使用 ML Goodput Measurement 库监控有效吞吐量

ML Goodput Measurement 库 (ml-goodput-measurement) 是一个 Python 软件包，可帮助您衡量在 Cloud TPU 虚拟机上运行的机器学习训练工作负载的效率。该库提供的指标可用于衡量工作负载有效吞吐量，即用于取得有意义的训练进展的 TPU 使用时间所占的比例。相反，低效时间是指花费在非生产性活动（如启动开销、I/O 停滞和中断恢复）上的总时间所占的比例。

您可以使用 Cloud Monitoring 信息中心和 TensorBoard 实时直观呈现有效吞吐量指标，从而能够找出瓶颈、优化资源利用率，并最终降低训练成本。

如需了解详情，请参阅 ML Goodput Measurement GitHub 代码库。

有效吞吐量指标

ML Goodput Measurement 库提供以下指标，这些指标也可在 Cloud Monitoring 和 TensorBoard 中查看。此表中的指标必须以 compute.googleapis.com/workload/ 为前缀。例如，goodput_time 的完整指标名称为 compute.googleapis.com/workload/goodput_time。
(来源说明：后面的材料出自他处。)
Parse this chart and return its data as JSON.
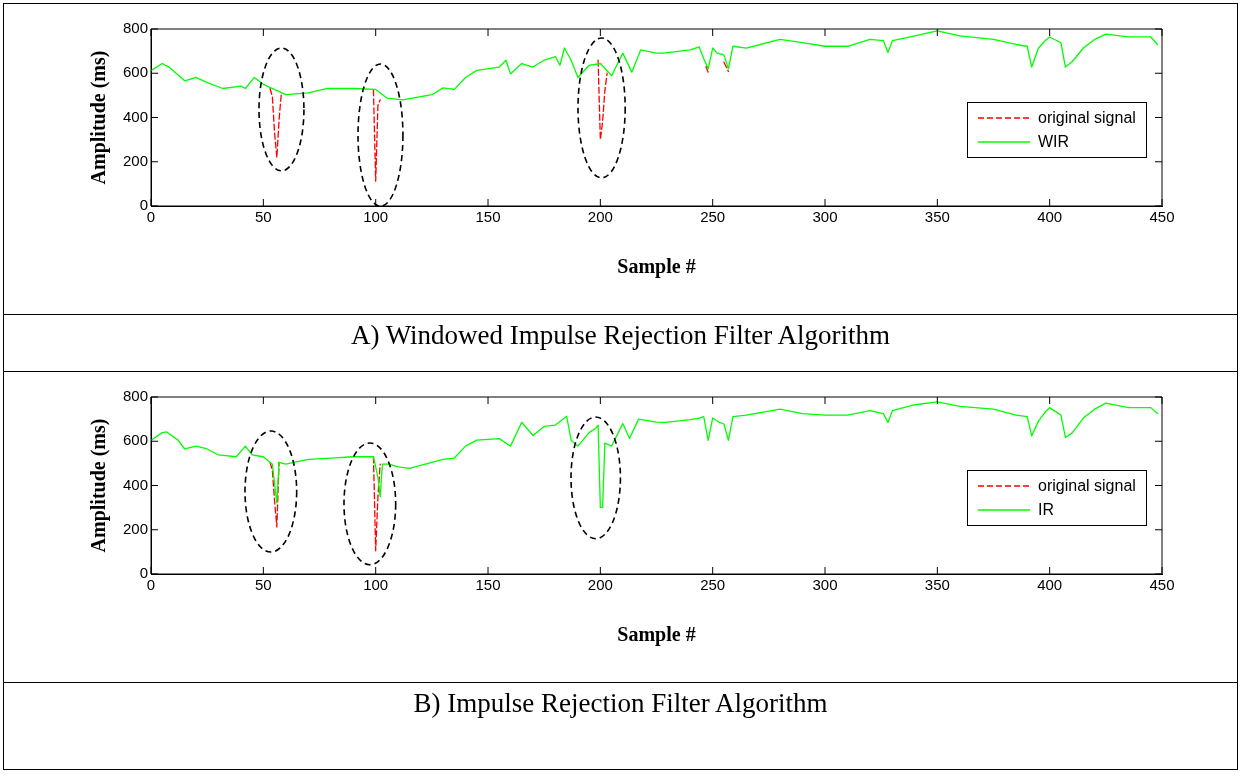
{
  "chart_data": [
    {
      "type": "line",
      "title": "A) Windowed Impulse Rejection Filter Algorithm",
      "xlabel": "Sample #",
      "ylabel": "Amplitude (ms)",
      "xlim": [
        0,
        450
      ],
      "xticks": [
        0,
        50,
        100,
        150,
        200,
        250,
        300,
        350,
        400,
        450
      ],
      "ylim": [
        0,
        800
      ],
      "yticks": [
        0,
        200,
        400,
        600,
        800
      ],
      "grid": false,
      "legend": "right",
      "marker": "none",
      "series": [
        {
          "name": "original signal",
          "color": "#ff0000",
          "line_style": "dashed",
          "x": [
            53,
            54,
            55,
            56,
            57,
            58,
            80,
            99,
            100,
            101,
            102,
            150,
            199,
            200,
            201,
            202,
            203,
            225,
            247,
            248,
            252,
            255,
            257
          ],
          "values": [
            531,
            495,
            330,
            219,
            390,
            510,
            null,
            525,
            112,
            456,
            480,
            null,
            659,
            300,
            380,
            520,
            600,
            null,
            630,
            605,
            null,
            650,
            608
          ]
        },
        {
          "name": "WIR",
          "color": "#00ff00",
          "line_style": "solid",
          "x": [
            0,
            5,
            8,
            15,
            20,
            25,
            32,
            40,
            42,
            46,
            50,
            60,
            70,
            78,
            90,
            100,
            105,
            112,
            125,
            130,
            135,
            140,
            145,
            155,
            158,
            160,
            165,
            170,
            175,
            180,
            182,
            184,
            187,
            190,
            195,
            200,
            205,
            210,
            214,
            218,
            225,
            228,
            240,
            244,
            246,
            248,
            250,
            252,
            255,
            257,
            259,
            265,
            280,
            290,
            300,
            310,
            320,
            326,
            328,
            330,
            340,
            350,
            360,
            375,
            385,
            390,
            392,
            395,
            398,
            400,
            405,
            407,
            410,
            415,
            420,
            425,
            435,
            445,
            448
          ],
          "values": [
            612,
            644,
            628,
            566,
            581,
            558,
            531,
            542,
            531,
            581,
            550,
            503,
            511,
            531,
            531,
            527,
            488,
            480,
            503,
            534,
            527,
            581,
            613,
            628,
            659,
            597,
            644,
            628,
            659,
            675,
            636,
            714,
            659,
            581,
            636,
            644,
            589,
            691,
            605,
            706,
            691,
            691,
            706,
            719,
            667,
            620,
            714,
            691,
            683,
            620,
            722,
            714,
            753,
            738,
            722,
            722,
            753,
            747,
            694,
            747,
            769,
            792,
            769,
            753,
            730,
            722,
            628,
            714,
            747,
            764,
            738,
            628,
            652,
            714,
            753,
            777,
            764,
            764,
            730
          ]
        }
      ]
    },
    {
      "type": "line",
      "title": "B) Impulse Rejection Filter Algorithm",
      "xlabel": "Sample #",
      "ylabel": "Amplitude (ms)",
      "xlim": [
        0,
        450
      ],
      "xticks": [
        0,
        50,
        100,
        150,
        200,
        250,
        300,
        350,
        400,
        450
      ],
      "ylim": [
        0,
        800
      ],
      "yticks": [
        0,
        200,
        400,
        600,
        800
      ],
      "grid": false,
      "legend": "right",
      "marker": "none",
      "series": [
        {
          "name": "original signal",
          "color": "#ff0000",
          "line_style": "dashed",
          "x": [
            53,
            54,
            55,
            56,
            57,
            80,
            99,
            100,
            101,
            102
          ],
          "values": [
            504,
            470,
            330,
            213,
            504,
            null,
            530,
            105,
            349,
            497
          ]
        },
        {
          "name": "IR",
          "color": "#00ff00",
          "line_style": "solid",
          "x": [
            0,
            5,
            7,
            12,
            15,
            20,
            25,
            30,
            38,
            42,
            45,
            50,
            53,
            54,
            55,
            56,
            57,
            60,
            70,
            80,
            90,
            99,
            100,
            101,
            102,
            103,
            106,
            110,
            115,
            125,
            130,
            135,
            140,
            145,
            155,
            160,
            165,
            170,
            175,
            180,
            185,
            187,
            190,
            195,
            198,
            199,
            200,
            201,
            202,
            205,
            210,
            213,
            217,
            225,
            229,
            240,
            244,
            246,
            248,
            250,
            253,
            255,
            257,
            259,
            265,
            280,
            290,
            300,
            310,
            320,
            326,
            328,
            330,
            340,
            350,
            360,
            375,
            385,
            390,
            392,
            395,
            398,
            400,
            405,
            407,
            410,
            415,
            420,
            425,
            435,
            445,
            448
          ],
          "values": [
            605,
            639,
            642,
            605,
            565,
            578,
            565,
            538,
            530,
            578,
            538,
            530,
            504,
            497,
            409,
            322,
            504,
            497,
            518,
            524,
            530,
            530,
            484,
            436,
            349,
            497,
            497,
            484,
            477,
            504,
            518,
            524,
            578,
            605,
            612,
            578,
            686,
            626,
            667,
            673,
            713,
            605,
            578,
            639,
            659,
            673,
            301,
            301,
            592,
            578,
            680,
            612,
            700,
            686,
            685,
            698,
            705,
            711,
            604,
            705,
            685,
            678,
            604,
            711,
            718,
            745,
            725,
            718,
            718,
            738,
            725,
            685,
            738,
            765,
            778,
            758,
            745,
            718,
            711,
            624,
            691,
            732,
            752,
            718,
            617,
            638,
            705,
            745,
            772,
            752,
            752,
            725
          ]
        }
      ]
    }
  ]
}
goodput_time：有效训练总时长（以秒为单位）。这可以解释为累计有效吞吐量。
badput_time：以秒为单位的低效训练总时间（启动、停滞、恢复）。这可以解释为累积的坏吐量。
total_elapsed_time：工作负载的总运行时间（以秒为单位）。经过的时间是从应用启动时开始计算，一直到当前时间或作业完成时间。
interval_goodput：指定时间段（例如过去 24 小时）内的有效吞吐率。该指标提供吞吐量的滚动窗口。
interval_badput：指定时间段内的无效吞吐率。该指标提供了一个用于计算无效吞吐量的滚动窗口，有助于识别 I/O 操作峰值等暂时性问题。
disruptions：作业中断的累计次数。中断是指导致训练过程意外停止并需要重新启动的事件。例如，硬件故障和维护事件。
step_time_deviation：因训练步长变化而导致非生产性时间。这也称为“抖动”。该指标用于衡量对突发情况敏感的稳定性，即最近“最糟糕”步数与历史基准之间的偏差（以秒为单位）。步是训练循环的单次迭代。
performance：以秒为单位的估计最快稳定步频（基准）。理想步进时间是指在最佳条件下（不受瞬态噪声或抖动影响），单个训练步进可花费的最短时间。
max_productive_steps：成功保留的最高步数。

安装

按照以下步骤为 TPU 工作负载设置 ML Goodput Measurement 库：

启用 Cloud Logging API 和 Cloud Monitoring API。
如果要在 Google Kubernetes Engine (GKE) 上部署，请为所有节点池配置 cloud-platform 访问权限范围。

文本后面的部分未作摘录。